In order to reduce the share of OOP payments in the healthcare system, the authors of the review recommend implementing strategies commonly utilized in both developed and developing countries. These strategies include conducting economic efficiency studies to determine threshold prices, incorporating dental care into medical insurance packages, government support for national health insurance programs, subsidy programs for diseases with high economic burdens, elimination of informal payments, free screening programs, performance-based payment systems, and the substitution of branded medications with generics9.

Limitations of our study may arise from our decision not to utilize total household expenditures as a measure of income. In developing nations, expenditures or consumption tend to be the preferred indicators.
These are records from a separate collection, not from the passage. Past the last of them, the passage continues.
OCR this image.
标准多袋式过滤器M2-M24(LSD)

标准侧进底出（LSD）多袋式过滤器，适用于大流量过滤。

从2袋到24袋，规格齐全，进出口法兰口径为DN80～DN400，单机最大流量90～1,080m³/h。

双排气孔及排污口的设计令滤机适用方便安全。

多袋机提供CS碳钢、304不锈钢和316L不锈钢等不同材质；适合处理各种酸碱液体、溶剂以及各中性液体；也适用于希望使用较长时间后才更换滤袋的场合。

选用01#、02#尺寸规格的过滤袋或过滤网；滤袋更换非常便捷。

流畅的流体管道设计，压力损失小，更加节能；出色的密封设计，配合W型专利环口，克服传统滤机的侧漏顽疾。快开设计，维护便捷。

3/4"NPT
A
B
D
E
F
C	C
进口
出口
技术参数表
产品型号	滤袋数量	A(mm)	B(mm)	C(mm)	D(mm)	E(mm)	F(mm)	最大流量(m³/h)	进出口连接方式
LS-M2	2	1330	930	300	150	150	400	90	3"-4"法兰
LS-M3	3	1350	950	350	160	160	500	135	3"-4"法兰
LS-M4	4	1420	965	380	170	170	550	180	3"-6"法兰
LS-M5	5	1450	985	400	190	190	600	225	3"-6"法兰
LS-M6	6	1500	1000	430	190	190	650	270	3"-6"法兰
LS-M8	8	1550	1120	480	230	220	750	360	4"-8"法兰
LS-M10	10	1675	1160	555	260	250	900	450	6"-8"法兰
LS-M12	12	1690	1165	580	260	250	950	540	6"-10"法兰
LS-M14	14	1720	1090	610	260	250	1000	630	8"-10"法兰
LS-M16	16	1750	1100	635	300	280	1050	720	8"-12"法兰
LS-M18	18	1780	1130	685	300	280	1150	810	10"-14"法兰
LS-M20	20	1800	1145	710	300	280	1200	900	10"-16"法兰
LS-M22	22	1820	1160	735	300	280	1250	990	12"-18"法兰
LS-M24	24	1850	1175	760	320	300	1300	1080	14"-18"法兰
The rationale behind this preference in many developing countries is associated with inherent challenges in income measurement, such as the “seasonal variability of such income and a large share of income… derived from self-employment both in agriculture and other sectors”, aspects that households find difficult to account for as income. The substantial informal sector prevalent in developing countries further contributes to the unreliability of income data. Additionally, incomes might be concealed to evade taxation. Utilizing consumer expenditures of households, which reflect long-term welfare levels rather than immediate income, serves as a more dependable indicator of socioeconomic status. Furthermore, the unavailability of such data hindered our ability to conduct an analysis of impoverishment due to health expenditure16,23. Furthermore, our data from form D004 did not include information on food expenses, which prevented us from calculating the standard amount to cover basic needs for utilizing the approach to assess CHE as OOP expenses exceeding 40% after deducting the standard amount to cover basic needs. Another limitation of our study was the restricted number of factors considered, such as the number of individuals with disabilities and the number of individuals with chronic illnesses. An advantage of our study is that we conducted a comprehensive analysis of OOP healthcare expenditures, including FIA, using national-level data.

Conclusion

OOP healthcare expenditures in Kazakhstan decreased during the pandemic in 2020–2021, both in absolute terms and as a percentage of total income. The incidence of CHE did not exceed 2.6% for the entire sample at the 10% threshold and was lower in 2020–2021. Also, during this period, there is a transition of the Kakwani index towards the positive side. The OOP payment system is characterized by proportionality throughout the study period. Household size, the number of children in the household, and certain educational categories were factors influencing the concentration index for OOP healthcare expenditures. The increase in state and other types of healthcare financing, quarantine restrictions, had an impact on reducing OOP payments for health goods and services.